BRIEF DESCRIPTION OF DRAWINGS

FIG. 1 is a diagram illustrating an outline of a heating stage in the present invention.

FIG. 2 is a diagram illustrating the outline of the heating stage in the present invention.

FIG. 3 is a diagram illustrating the outline of the heating stage in the present invention.

FIG. 4 is a diagram illustrating the outline of the heating stage in the present invention.

FIG. 5 is a diagram illustrating a configuration concept in which the heating stage of the present invention is used in a mirror electron microscope.

FIG. 6A is a diagram illustrating a heat generating element shape of the heating stage in the present invention.

FIG. 6B is a diagram illustrating the heat generating element shape of the heating stage in the present invention.

FIG. 6C is a diagram illustrating the heat generating element shape of the heating stage in the present invention.

FIG. 6D is a diagram illustrating the heat generating element shape of the heating stage in the present invention.

DESCRIPTION OF EMBODIMENTS

Hereinafter, embodiments for performing the present invention will be described with reference to the drawings. The inventor of the present application considers that temperature dependence of a defect existing inside a sample can be observed by allowing a configuration of a mirror electron microscope to observe a SiC substrate which is the sample and is heated at a predetermined temperature in a vacuum. However, when the observation is performed with the mirror electron microscope, it is necessary to apply a negative voltage which is almost equal to an acceleration voltage of an electron beam to the sample. When the sample to which this negative high voltage is applied or a sample holder on which the sample is mounted is heated with heat conduction, it is necessary to interpose a member having high electrical insulation between a heating heater for the heat conduction and a member to be heated. When the member having the high electrical insulation is not interposed therebetween, a high voltage is applied to a heater power supply and a main body of a device through a conductor of the heating heater, which may cause damage in the device. Hereinafter, various embodiments of a mirror electronic inspection device including an electrically insulated heating stage of the present invention based upon the above-described consideration will be sequentially described.

First Embodiment

A first embodiment is an embodiment of a mirror electronic inspection device having a configuration in which an electrically insulated heating stage is mounted on a moving stage via a fixing member. That is, the first embodiment is an embodiment of a mirror electronic inspection device including: a moving stage that moves a sample; an electrically insulated heating stage that is mounted on the moving stage via a fixing member and includes a heater that heats the sample; a sample application power supply that applies a voltage for reflecting an emitted electron before the emitted electron from an electron source hits the sample; and a heater power supply that applies a voltage to the heater.

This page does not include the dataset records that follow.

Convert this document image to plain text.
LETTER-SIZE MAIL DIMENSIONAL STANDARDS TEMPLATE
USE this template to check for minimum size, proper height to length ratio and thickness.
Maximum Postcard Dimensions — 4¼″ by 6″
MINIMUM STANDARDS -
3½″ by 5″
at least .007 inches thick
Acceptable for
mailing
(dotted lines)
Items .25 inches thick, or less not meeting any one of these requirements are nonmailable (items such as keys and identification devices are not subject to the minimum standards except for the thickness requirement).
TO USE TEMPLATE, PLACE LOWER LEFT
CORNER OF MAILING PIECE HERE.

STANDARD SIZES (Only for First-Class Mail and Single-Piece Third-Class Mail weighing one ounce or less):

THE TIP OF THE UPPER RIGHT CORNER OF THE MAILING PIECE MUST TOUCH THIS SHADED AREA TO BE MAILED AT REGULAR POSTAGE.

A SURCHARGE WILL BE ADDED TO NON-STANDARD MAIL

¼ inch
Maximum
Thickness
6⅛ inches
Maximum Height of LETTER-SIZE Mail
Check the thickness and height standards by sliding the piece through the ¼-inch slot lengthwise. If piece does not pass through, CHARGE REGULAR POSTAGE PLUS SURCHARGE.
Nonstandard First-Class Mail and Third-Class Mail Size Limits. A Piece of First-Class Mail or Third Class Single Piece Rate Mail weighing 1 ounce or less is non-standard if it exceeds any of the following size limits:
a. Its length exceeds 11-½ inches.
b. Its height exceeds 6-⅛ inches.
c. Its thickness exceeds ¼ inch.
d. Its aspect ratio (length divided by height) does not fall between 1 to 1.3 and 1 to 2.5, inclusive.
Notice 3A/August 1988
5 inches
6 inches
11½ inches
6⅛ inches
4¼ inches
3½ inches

As illustrated in FIG. 1, in the embodiment, a heating stage 6 is mounted on a moving stage 7 to be installed in a sample chamber kept in a vacuum of a mirror electron microscope which will be described later via an electrically insulated and thermally insulated fixing member 206. The fixing member 206 uses a member such as ceramic that secures a sufficient creepage distance against a high voltage applied to the heating stage 6 and that has electrical insulation that does not cause a ground fault to the moving stage 7. It is desirable to use machinable ceramic having low thermal conductivity and high electrical insulation which can be used in a vacuum.

The heating stage 6 includes: a heater (heat generating element) 201 and; an insulating material 202 that surrounds the heater (heat generating element) 201 and electrically insulates the heater (heat generating element) 201; a heater base 203 that is installed above the heater (heat generating element) 201 and is heated by heat conduction and radiation of the heater (heat generating element) 201; a member 204 serving as a heat shielding plate and having an equipotential surface; and a temperature sensor 205.

At least one heat shielding plate 207 is provided between the heating stage 6 and the moving stage 7 in order to cut off radiant heat caused by the heat generation of the heater (heat generating element) 201, whereby an influence of the radiant heat from the heater (heat generating element) 201 on the moving stage 7 can be reduced.

A sample 5 is mounted on the heater base 203 that is heated by the heat conduction and the radiation of the heater (heat generating element) 201 insulated by the insulating material 202. The sample 5 may be mounted on the heater base 203 in a state of being mounted on the sample holder. A thickness of the insulating material 202 is secured so that the heater base 203 to which a high voltage is applied by a sample application power supply 11 and the heater (heat generating element) 201 to which a heater power supply 12 is connected do not cause electrical dielectric breakdown, and a creepage distance from an end of the heater base 203 to a power supply terminal 209 of the heater (heat generating element) 201 is secured, whereby an output of the sample application power supply 11 is configured not to wrap around the heater power supply 12.

The insulating material 202 desirably uses pyrolytic boron nitride (PBN), silicon nitride, aluminum nitride, sapphire, zirconia, yttria, and alumina which have low degassing from the inside of the base material, good thermal conductivity, and high dielectric breakdown strength in the vacuum in the sample chamber. The embodiment uses a heater characterized in a structure in which a heat generating element represented as a pyrolytic graphite (PG)/PBN heater and a ceramic heater is covered with an insulating material except a power supply terminal portion.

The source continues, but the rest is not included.